Effects of Low Rotational Speed on Crystal Orientation of Bi₂Te₃-Based Thermoelectric Semiconductors Deformed by High-Pressure Torsion

Abstract

Bi₂Te₃-based thermoelectric semiconductors were deformed by high-pressure torsion (HPT) using a low rotational speed of 0.1 rpm, which is less than the speed of 1 rpm used in our previous studies. The effects of different rotational speeds were investigated by metallographic and thermoelectric studies. Sample disks of p-type Bi_0.5Sb_1.5Te_3.0 were cut from sintered compacts made by mechanical alloying (MA) followed by hot-pressing. The disks were deformed by HPT with 1, 3, and 5 turns at 473 K under 6.0 GPa of pressure at a rotational speed of 0.1 rpm.

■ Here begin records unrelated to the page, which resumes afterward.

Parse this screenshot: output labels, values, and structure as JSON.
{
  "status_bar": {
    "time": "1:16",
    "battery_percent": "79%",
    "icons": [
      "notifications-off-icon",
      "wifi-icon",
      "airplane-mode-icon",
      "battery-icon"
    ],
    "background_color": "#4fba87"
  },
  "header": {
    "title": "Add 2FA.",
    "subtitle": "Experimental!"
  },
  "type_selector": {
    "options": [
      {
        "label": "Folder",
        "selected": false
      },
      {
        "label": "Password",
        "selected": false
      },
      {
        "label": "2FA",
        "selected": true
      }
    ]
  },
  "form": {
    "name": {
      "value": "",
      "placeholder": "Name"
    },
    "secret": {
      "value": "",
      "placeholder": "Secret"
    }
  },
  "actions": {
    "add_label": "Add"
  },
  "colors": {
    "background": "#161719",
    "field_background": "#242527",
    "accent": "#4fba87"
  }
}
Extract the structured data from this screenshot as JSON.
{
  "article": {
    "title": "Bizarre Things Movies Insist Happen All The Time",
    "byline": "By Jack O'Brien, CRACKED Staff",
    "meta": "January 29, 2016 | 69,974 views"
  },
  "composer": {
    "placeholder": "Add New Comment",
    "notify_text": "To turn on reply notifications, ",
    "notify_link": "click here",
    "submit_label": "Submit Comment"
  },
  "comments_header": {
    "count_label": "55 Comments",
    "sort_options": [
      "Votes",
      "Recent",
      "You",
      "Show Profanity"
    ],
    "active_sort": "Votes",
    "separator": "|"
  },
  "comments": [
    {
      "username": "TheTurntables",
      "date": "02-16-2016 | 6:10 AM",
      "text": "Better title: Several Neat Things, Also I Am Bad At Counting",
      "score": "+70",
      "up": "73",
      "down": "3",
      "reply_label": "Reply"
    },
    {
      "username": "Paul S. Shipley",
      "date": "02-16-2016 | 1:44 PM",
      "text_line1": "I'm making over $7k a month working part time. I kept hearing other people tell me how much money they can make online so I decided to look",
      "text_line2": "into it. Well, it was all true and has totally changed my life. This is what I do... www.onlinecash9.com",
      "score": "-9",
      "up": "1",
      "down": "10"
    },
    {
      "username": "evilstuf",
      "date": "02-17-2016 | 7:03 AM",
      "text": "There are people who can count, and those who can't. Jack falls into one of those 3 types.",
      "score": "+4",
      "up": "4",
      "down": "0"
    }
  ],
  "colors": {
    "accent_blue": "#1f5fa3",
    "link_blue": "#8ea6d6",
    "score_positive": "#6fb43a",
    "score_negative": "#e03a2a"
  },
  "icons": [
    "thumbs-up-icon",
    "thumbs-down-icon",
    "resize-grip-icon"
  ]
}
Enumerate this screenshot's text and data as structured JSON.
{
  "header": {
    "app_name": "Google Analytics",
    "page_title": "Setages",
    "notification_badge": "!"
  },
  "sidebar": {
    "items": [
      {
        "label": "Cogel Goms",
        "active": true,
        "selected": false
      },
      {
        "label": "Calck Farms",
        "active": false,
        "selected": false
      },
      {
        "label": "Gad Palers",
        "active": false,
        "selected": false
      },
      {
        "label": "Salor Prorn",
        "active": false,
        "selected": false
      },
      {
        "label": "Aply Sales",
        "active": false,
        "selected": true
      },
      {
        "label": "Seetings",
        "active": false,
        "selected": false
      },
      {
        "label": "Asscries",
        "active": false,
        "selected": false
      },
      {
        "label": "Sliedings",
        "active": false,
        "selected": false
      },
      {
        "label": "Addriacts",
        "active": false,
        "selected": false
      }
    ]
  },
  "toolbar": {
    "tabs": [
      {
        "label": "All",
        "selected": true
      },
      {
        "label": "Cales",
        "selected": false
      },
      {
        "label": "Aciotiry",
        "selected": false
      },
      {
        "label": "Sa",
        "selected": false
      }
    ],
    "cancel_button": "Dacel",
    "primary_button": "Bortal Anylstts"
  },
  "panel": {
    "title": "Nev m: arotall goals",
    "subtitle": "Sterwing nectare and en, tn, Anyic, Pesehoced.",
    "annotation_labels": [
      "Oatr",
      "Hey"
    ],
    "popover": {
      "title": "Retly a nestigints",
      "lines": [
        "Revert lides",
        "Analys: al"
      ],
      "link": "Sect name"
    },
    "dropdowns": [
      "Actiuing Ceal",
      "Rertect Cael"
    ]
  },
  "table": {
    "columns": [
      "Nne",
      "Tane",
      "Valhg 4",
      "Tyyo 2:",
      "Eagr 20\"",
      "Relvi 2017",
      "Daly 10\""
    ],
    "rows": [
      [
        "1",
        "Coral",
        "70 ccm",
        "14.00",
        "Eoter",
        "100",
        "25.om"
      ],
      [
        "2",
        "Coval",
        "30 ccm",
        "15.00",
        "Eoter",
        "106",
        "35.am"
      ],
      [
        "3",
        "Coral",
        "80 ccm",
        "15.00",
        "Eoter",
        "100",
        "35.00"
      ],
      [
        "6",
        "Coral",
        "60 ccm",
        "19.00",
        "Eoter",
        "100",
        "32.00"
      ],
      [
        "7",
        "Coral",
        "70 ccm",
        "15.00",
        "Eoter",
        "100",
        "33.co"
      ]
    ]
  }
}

The preferred orientation was investigated using X-ray diffraction. The orientation factors of the disks changed from 0.054 for pre-rotation up to 0.653 for post-rotation samples. The maximum power factor of the disk using 5 turns and a speed of 0.1 rpm was 6.6 × 10⁻³ W m⁻¹ K⁻² at 363 K, which was larger than the reported power factors of 4.3 × 10⁻³ W m⁻¹ K⁻² for a disk using 5 turns and a speed of 1 rpm, and 4.6 × 10⁻³ W m⁻¹ K⁻² for melt-grown materials. Slow deformation by HPT was found to enhance the electrical conductivities and Seebeck coefficients of Bi₂Te₃-based thermoelectric semiconductors by producing a preferred orientation and grain refinement.